Riobard Zhan yaogzhan at gmail.com
Sun Feb 8 08:58:31 CET 2009


On Sun, 8 Feb 2009 03:17:25 -0330
Riobard Zhan <yaogzhan at gmail.com> wrote:

>
> On 6-Feb-09, at 8:41 PM, Mike Meyer wrote:
>> That this consistency - ignoring trailing separators in list
>> structures - can be misunderstood to be an optional ending separator
>> in the degenerate case of a single statement is a good indication of
>> why consistency isn't a trump property.
>
> This is a very strange view of consistency to me. How many different
> kinds of list separators do we have? I can only think of semicolons
> and commas. I don't think semicolons are anything like commas. Non-
> trailing semicolons can be omitted, while non-trailing commas cannot,
> even if you put each item of [1,2,3] in separate lines.

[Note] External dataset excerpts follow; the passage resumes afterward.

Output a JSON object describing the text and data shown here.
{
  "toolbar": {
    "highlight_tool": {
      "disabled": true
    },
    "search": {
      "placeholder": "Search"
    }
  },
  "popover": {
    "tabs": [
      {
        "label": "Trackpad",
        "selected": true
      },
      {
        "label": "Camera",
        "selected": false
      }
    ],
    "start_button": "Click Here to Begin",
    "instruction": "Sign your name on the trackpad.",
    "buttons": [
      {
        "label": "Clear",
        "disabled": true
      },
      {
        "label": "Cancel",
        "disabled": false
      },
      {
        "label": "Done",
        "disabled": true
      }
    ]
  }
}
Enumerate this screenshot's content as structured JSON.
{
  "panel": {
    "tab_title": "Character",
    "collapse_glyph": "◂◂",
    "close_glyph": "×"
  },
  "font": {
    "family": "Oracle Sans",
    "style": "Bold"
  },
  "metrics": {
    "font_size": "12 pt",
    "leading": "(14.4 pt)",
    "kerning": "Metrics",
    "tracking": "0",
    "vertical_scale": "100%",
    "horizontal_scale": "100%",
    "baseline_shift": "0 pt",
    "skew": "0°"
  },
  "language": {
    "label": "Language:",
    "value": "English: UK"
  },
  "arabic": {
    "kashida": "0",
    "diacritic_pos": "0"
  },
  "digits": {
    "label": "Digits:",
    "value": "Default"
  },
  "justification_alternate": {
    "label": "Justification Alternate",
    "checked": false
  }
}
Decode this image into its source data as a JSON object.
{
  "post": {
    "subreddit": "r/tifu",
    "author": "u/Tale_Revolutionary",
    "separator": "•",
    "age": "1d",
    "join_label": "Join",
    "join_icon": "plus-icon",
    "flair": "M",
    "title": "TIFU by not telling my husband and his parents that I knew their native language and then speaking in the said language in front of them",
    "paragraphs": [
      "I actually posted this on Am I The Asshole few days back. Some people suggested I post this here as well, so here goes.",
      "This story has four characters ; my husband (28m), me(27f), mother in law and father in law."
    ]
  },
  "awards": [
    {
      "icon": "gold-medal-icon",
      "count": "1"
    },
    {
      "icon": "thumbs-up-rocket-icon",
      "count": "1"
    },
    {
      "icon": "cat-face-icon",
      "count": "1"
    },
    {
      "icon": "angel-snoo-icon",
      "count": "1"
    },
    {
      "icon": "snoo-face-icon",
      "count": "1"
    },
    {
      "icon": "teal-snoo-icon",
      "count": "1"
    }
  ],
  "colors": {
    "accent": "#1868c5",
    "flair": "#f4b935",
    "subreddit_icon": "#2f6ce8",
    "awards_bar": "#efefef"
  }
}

Oops, I thought I missed a clause. The last sentence should be "Non- 
trailing semicolons can be omitted [if you put each statement in its  
own line], while non-trailing commas cannot, even if you put each item  
of [1,2,3] in separate lines."


On 8-Feb-09, at 3:34 AM, Mike Meyer wrote:
> You still don't understand the semantics of semicolons.  Non-trailing
> semicolons are required, and can *not* be omitted. Try it and see:
>
> bhuda$ python
> Python 2.6 (r26:66714, Nov 11 2008, 07:45:20)
> [GCC 4.2.1 20070719  [FreeBSD]] on freebsd7
> Type "help", "copyright", "credits" or "license" for more information.
>>>> a = 1; b = 2
>>>> a = 1 b = 2
>  File "<stdin>", line 1
>    a = 1 b = 2
>          ^
> SyntaxError: invalid syntax
>>>>
>
> Only *trailing* semicolons - the one following the last statement in
> the list - can be omitted. Just like lists in list literals, in tuple
> literals (module zero & one element tuples), in dictionary literals,
> and as arguments to certain types of functions functions.


I'm really confused by your words. Here is a list of statements.

a = 1; # non-trailing semicolon of the list of statements
b = 2; # trailing semicolon of the list of statements

Both semicolons can be omitted.


Wait a minute... What do you mean by a "list" of statements? Is this  
one list of length 2, or two lists of length 1?